Another hot potato is discussions around the Most Favoured Nation (MFN), a status accorded by the EU to certain states and groups giving them the most favourable tariff and regulatory treatment to certain or all products.

"The SADC EPA group could require political guidance on the MFN issue because at the technical level, negotiators have done everything they can and it does not appear the ice can be broken," another source close to the trade talks said.

"They are unable to accept what our negotiators are saying to them and we are also having difficulty with their proposals. It’s a no-win area and we will need political guidance."

Officials from both sides said the negotiations were being conducted in a "refreshed" atmosphere, in contrast to the iron curtain that fell over the process last year when four of the SADC states signed an interim EPA with the EU.

"The atmosphere is very positive," said one. "The feeling within both parties is that where you cannot make immediate progress, there should be compromise. However, there is a feeling that some countries within the SADC group could view the missed deadline as a sign that they can keep pushing the EU," said another conversant with the EU’s take on the negotiations.

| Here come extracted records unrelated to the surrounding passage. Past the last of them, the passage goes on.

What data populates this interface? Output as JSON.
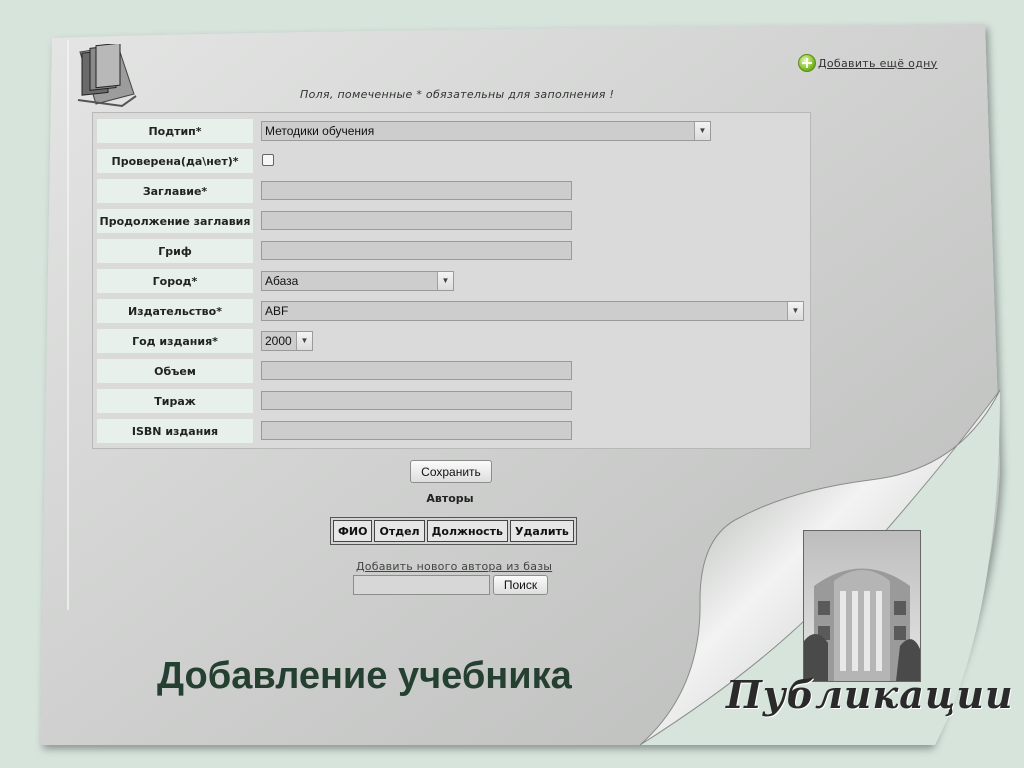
{
  "header": {
    "add_more_label": "Добавить ещё одну",
    "required_note": "Поля, помеченные * обязательны для заполнения !"
  },
  "form": {
    "subtype": {
      "label": "Подтип*",
      "value": "Методики обучения"
    },
    "verified": {
      "label": "Проверена(да\\нет)*",
      "checked": false
    },
    "title": {
      "label": "Заглавие*",
      "value": ""
    },
    "title_continuation": {
      "label": "Продолжение заглавия",
      "value": ""
    },
    "stamp": {
      "label": "Гриф",
      "value": ""
    },
    "city": {
      "label": "Город*",
      "value": "Абаза"
    },
    "publisher": {
      "label": "Издательство*",
      "value": "ABF"
    },
    "year": {
      "label": "Год издания*",
      "value": "2000"
    },
    "volume": {
      "label": "Объем",
      "value": ""
    },
    "circulation": {
      "label": "Тираж",
      "value": ""
    },
    "isbn": {
      "label": "ISBN издания",
      "value": ""
    }
  },
  "save_label": "Сохранить",
  "authors": {
    "title": "Авторы",
    "columns": [
      "ФИО",
      "Отдел",
      "Должность",
      "Удалить"
    ],
    "add_from_db_label": "Добавить нового автора из базы",
    "search_value": "",
    "search_label": "Поиск"
  },
  "page_title": "Добавление учебника",
  "brand": "Публикации",
  "colors": {
    "background": "#d6e4dc",
    "sheet": "#cfd1cf",
    "title": "#244030",
    "label_cell": "#e8f0ec"
  }
}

"There is the issue of the WTO coming in, but they (WTO) also understand that trade talks take long. However, the EU will be wary of certain states exploiting the WTO’s understanding to then take issues beyond reasonable time limits."

It is feared rival regional configurations eyeing the EU market could force the WTO to take action on the delayed negotiations with the SADC EPA. It has also been suggested these rivals could point out that certain states within the SADC EPA are benefiting from preferential treatment in the EU while they are yet to sign the comprehensive trade deal.

Lesotho has offered to host negotiators from both sides for the February meeting when it is expected new timelines will be drawn up for the EPA’s finalisation. Once the full EPA is signed, focus will shift to the 2014 deadline for negotiations on trade in services and investment.